While the rate of catastrophic cost is not high, the proportion of the out-of-pocket cost is higher than adults. In addition, there is an increase in spending on certain illnesses. Also, the rate of attending tertiary children’s hospitals is high. Thus, it is important to provide better financial protection for infants by increasing the depth and breadth of healthcare coverage while at the same time to strengthen the capacity of non-tertiary hospitals to treat infants to achieve the goal of containing costs and reducing congestion in large hospitals.
This paper also has important public policy implications in the era of the three-child policy. China announced in August 2021 that all couples are allowed to have up to three children. This policy has targeted parents who already have two children. If it is successful in encouraging families with two children to have a third, the likelihood of mothers being of advanced maternal age would be even higher as all these mothers have already given births to two children.

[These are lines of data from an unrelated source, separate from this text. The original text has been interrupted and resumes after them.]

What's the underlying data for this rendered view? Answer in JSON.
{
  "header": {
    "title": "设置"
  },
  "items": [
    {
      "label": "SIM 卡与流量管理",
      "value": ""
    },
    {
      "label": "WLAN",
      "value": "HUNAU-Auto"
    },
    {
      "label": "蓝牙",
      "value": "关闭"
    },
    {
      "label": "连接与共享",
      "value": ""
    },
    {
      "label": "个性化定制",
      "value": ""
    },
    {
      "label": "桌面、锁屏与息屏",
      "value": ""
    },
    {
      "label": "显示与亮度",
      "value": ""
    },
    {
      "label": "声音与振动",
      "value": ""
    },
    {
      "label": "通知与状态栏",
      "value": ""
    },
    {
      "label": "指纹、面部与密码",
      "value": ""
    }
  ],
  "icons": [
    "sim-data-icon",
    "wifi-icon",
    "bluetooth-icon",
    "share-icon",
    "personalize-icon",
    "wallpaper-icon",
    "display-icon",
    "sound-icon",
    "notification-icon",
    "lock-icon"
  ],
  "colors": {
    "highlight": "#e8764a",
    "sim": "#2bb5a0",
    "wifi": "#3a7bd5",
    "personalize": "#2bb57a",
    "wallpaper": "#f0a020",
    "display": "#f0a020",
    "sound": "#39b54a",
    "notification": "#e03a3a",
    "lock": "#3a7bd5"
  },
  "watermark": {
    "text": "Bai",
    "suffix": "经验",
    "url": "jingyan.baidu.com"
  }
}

With the well-established link between advanced maternal age and infant health problems [
7,
8], it is possible that there would further increase in the hospitalization of infants post three-child policy. Thus, the healthcare system should monitor the health status of this cohort proactively, and adopt changes in response to the change in infant health.
Limitations
Our findings should be cautiously interpreted due to several limitations. First, as there is no appropriate control group, we cannot rule out possible confounding factors and therefore cannot establish causality. There may be changes in the structure of the population of women of childbearing age even in absence of the universal two-child policy, thus biasing the result of our study. For example, the younger generation of women may be delaying the age of births regardless of population policy. Second, in our analyses, we compared healthcare utilization for infants born in 2015 versus those born in 2017. Because the universal two-child policy was announced in October 2015, births after June 2016 (9 months after the announcement of the universal two-child policy) are usually considered to fall in the range of the post-period. It is possible that the mothers who are successful in getting pregnant right after the announcement of the universal two-child period are younger, healthier, or have more resources, and our results may be different if we include this group of women. Because we do not have information on monthly births, we cannot answer this question empirically. Thus, the interpretation of the paper may be limited to the healthcare utilization of the cohort born in 2017. Second, our study is limited to the utilization of URBMI. If patients do not apply for health insurance or do not use health insurance, their hospitalizations do not appear in our dataset. However, because of the nontrivial cost associated with hospitalization and families’ ability to apply and use health insurance retroactively, the likelihood of hospitalization without health insurance for infants who are qualified for health insurance may be low. Third, inaccuracy and incompleteness of patients’ medical information may affect the accuracy of our analysis. Fourth, we do not have information on infant death, so our results are conditional on living infants. We also lack data on outpatient visits, so we cannot provide an estimate of total medical costs. Lastly, the study only uses data from one metropolitan city, and results from other regions of China are likely to differ.